Il s'appelait : Julien GRANGER, né le 10 mars 1819 à : COLOMIER SAUGNIEU en Isère, il arriva en Algérie en 1841 avec la compagnie MOZEL il est démobilisé en 1846.

Il fait venir sa femme Françoise née DAVID (qui disparaîtra ensuite), et son fils.

Il aura 8 autres enfants avec sa belle soeur Joséphine née DAVID (les enfants porterons le nom de David dit GRANGER).

Il obtient une concession à Bou-Medfa le 14 Juin 1855, qu'il attendait depuis 4 ans, elle était au bord de l'Oued Djer sur la route de Bou-Medfa à Vesoul-Benian, (par la suite un pont sur l'Oued Djer porta le nom de : « Pont GRANGER »).
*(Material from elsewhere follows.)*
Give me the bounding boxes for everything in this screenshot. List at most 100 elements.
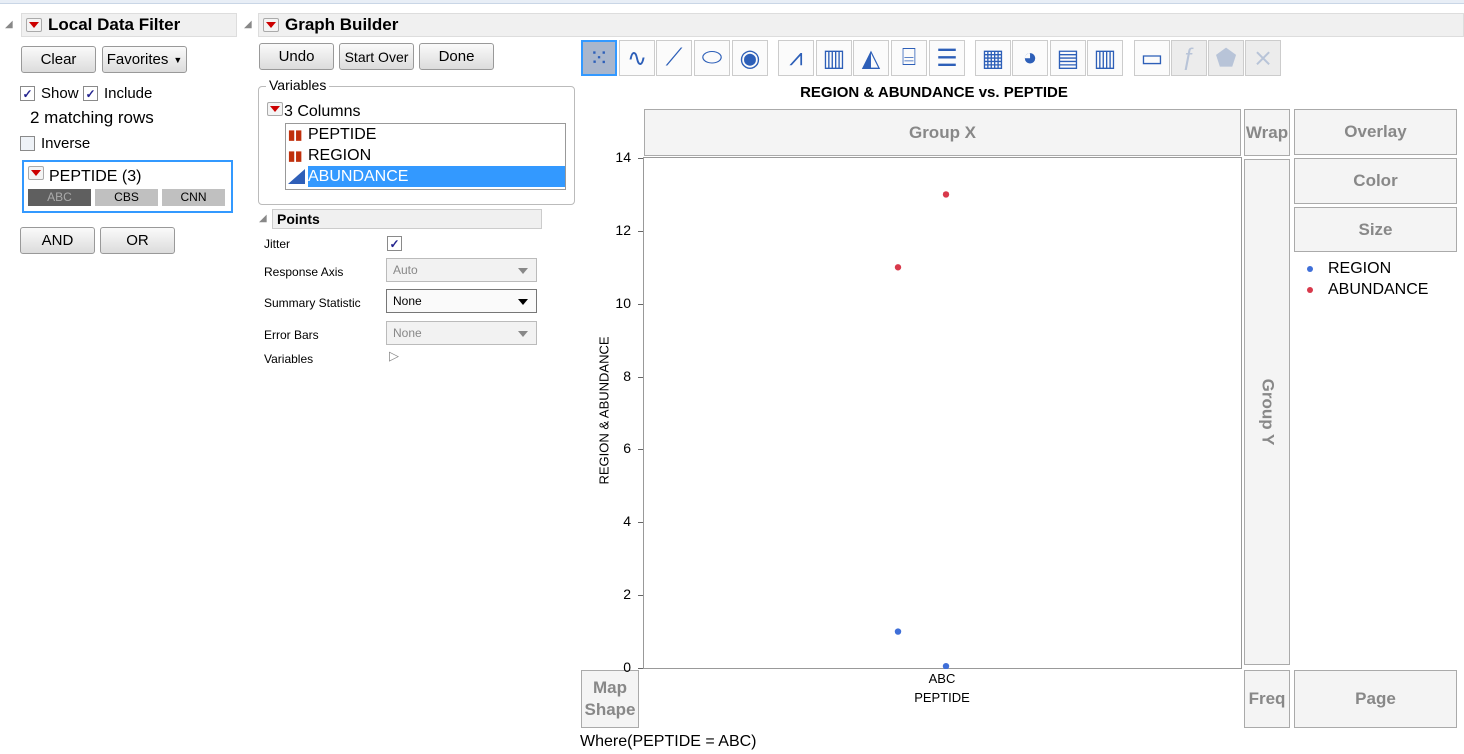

Il y construisit une auberge, elle comprenait ; un bâtiment composé d'un camp de Logis, écuries, hangar, remise, pour chevaux, et équipages, matériel d'Auberge, four de boulangerie, meubles d'une valeur de cinq mille francs, une petite maison pour la famille, il y avait aussi des oliviers, cultures de céréales, cultures de légumes, la concession était composée de 6 parcelles.

C'est donc bien lui qui était chargé en 1851, de surveiller (le récit dit : concierge) les bâtiments fraîchements construits, par le génie militaire, du village de Bou-Medfa « il y tenait aussi cantine pour les rares voyageurs » comme le témoigne le conteur de ce récit.

Les premières familles de colons arriveront à Bou-Medfa à partir de 1852.